L'episodio risale alla sera di domenica 8 marzo, intorno alle 21, quando i servizi di emergenza sono stati allertati presso l'Huyton and Prescot Golf Club di Fairway. Secondo quanto riportato dalla polizia del Merseyside, un uomo identificato come Kevin Lynch è stato aggredito nei pressi del campo da golf. Le forze dell'ordine hanno rinvenuto la vittima con ferite al volto e ai costati di notevole entità. L'uomo è stato trasportato in ospedale dove permane tuttora ricoverato in condizioni definite "gravi ma stabili".

L'arresto di Barton è avvenuto già lunedì, il giorno successivo all'aggressione. La notizia dell'accaduto è emersa durante un'udienza alla High Court martedì, dove l'ex calciatore era coinvolto in una causa per diffamazione intentata da Eni Aluko, ex calciatrice dell'Inghilterra. L'avvocato della controparte ha informato il tribunale che un collega aveva ricevuto una telefonata da un tutore legale della polizia di Liverpool per comunicare l'arresto di Barton e la sua detenzione in custodia.

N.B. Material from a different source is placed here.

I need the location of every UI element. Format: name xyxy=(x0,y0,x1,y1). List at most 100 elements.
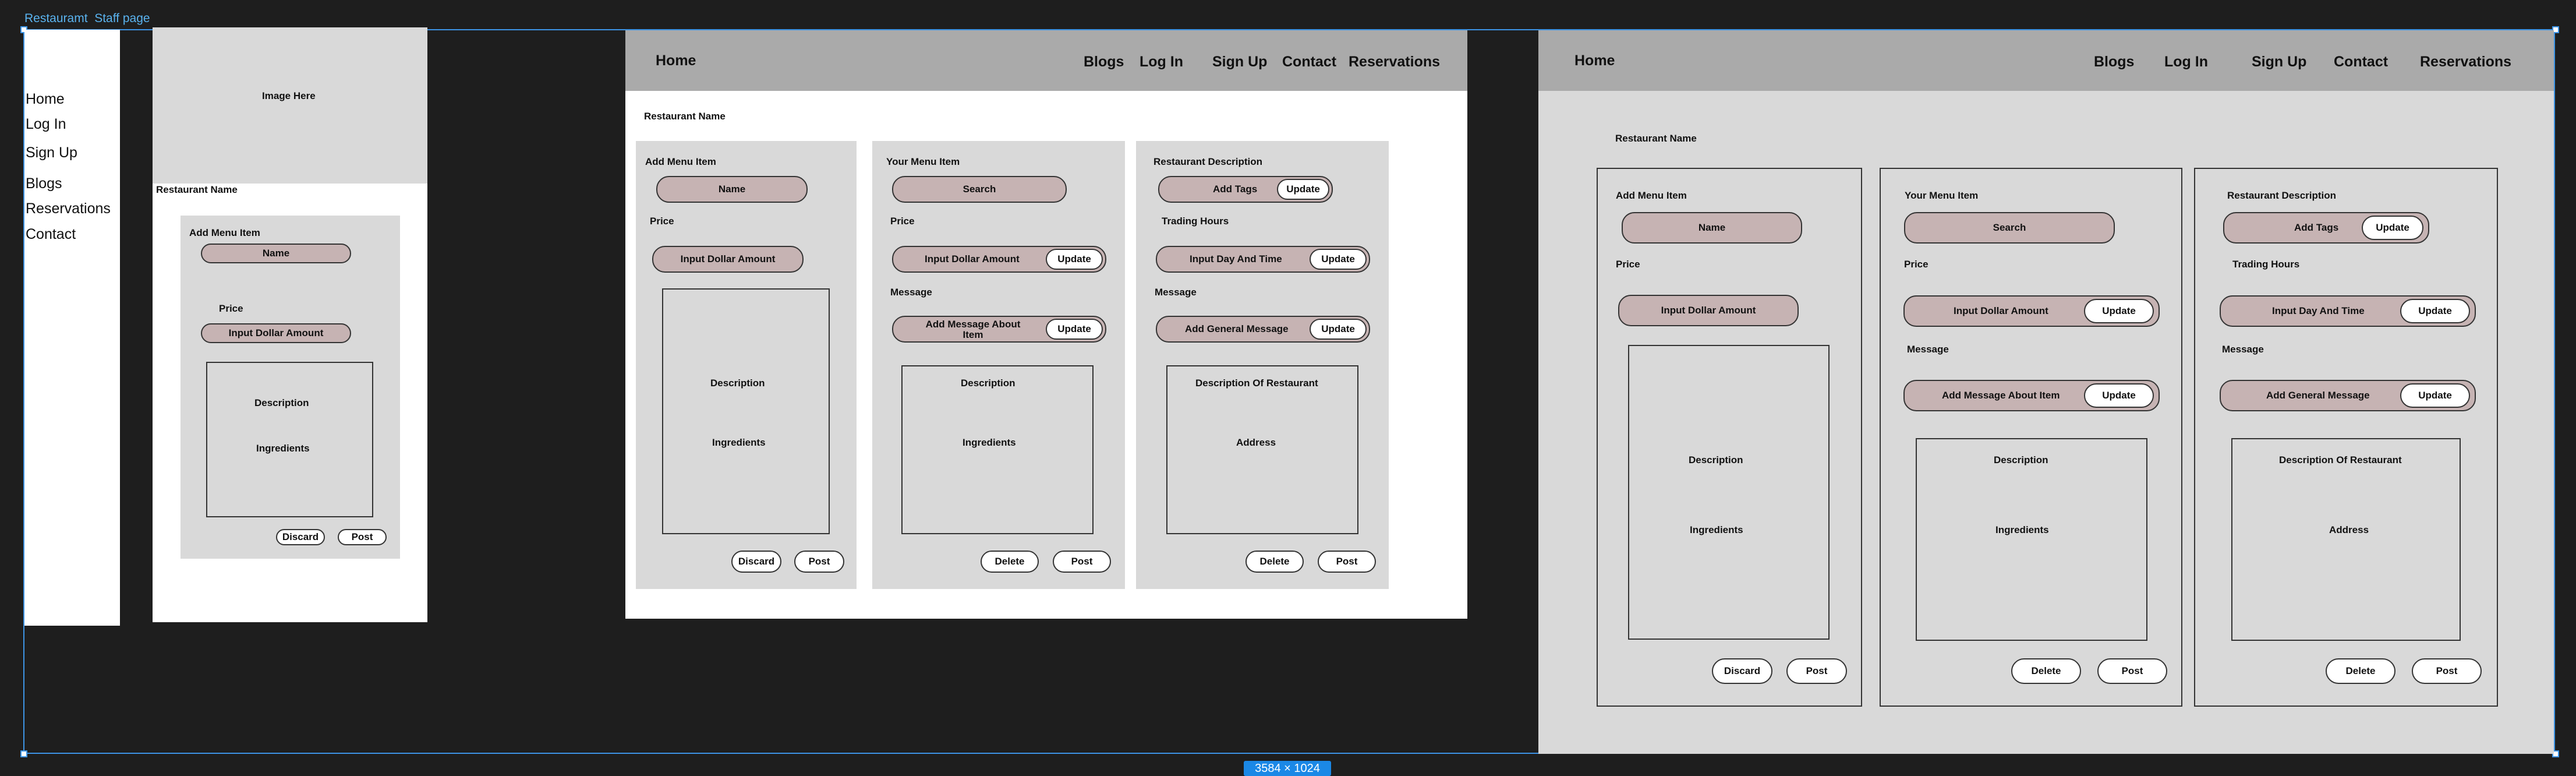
mobile-menu-item-home[interactable]: Home xyxy=(26,91,65,108)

Barton, trentaseienne di nascita, ha costruito una carriera significativa nel calcio professionistico inglese, militando tra le altre squadre per Newcastle United e Manchester City. Negli ultimi anni aveva intrapreso attività nel mondo del calcio e dei media. Con questo arresto, la sua situazione legale si complica ulteriormente, considerando anche i procedimenti civili in cui è implicato. La Corte della Corona deciderà sul merito del caso il prossimo 7 aprile, quando entrambi gli imputati dovranno presentare le loro dichiarazioni.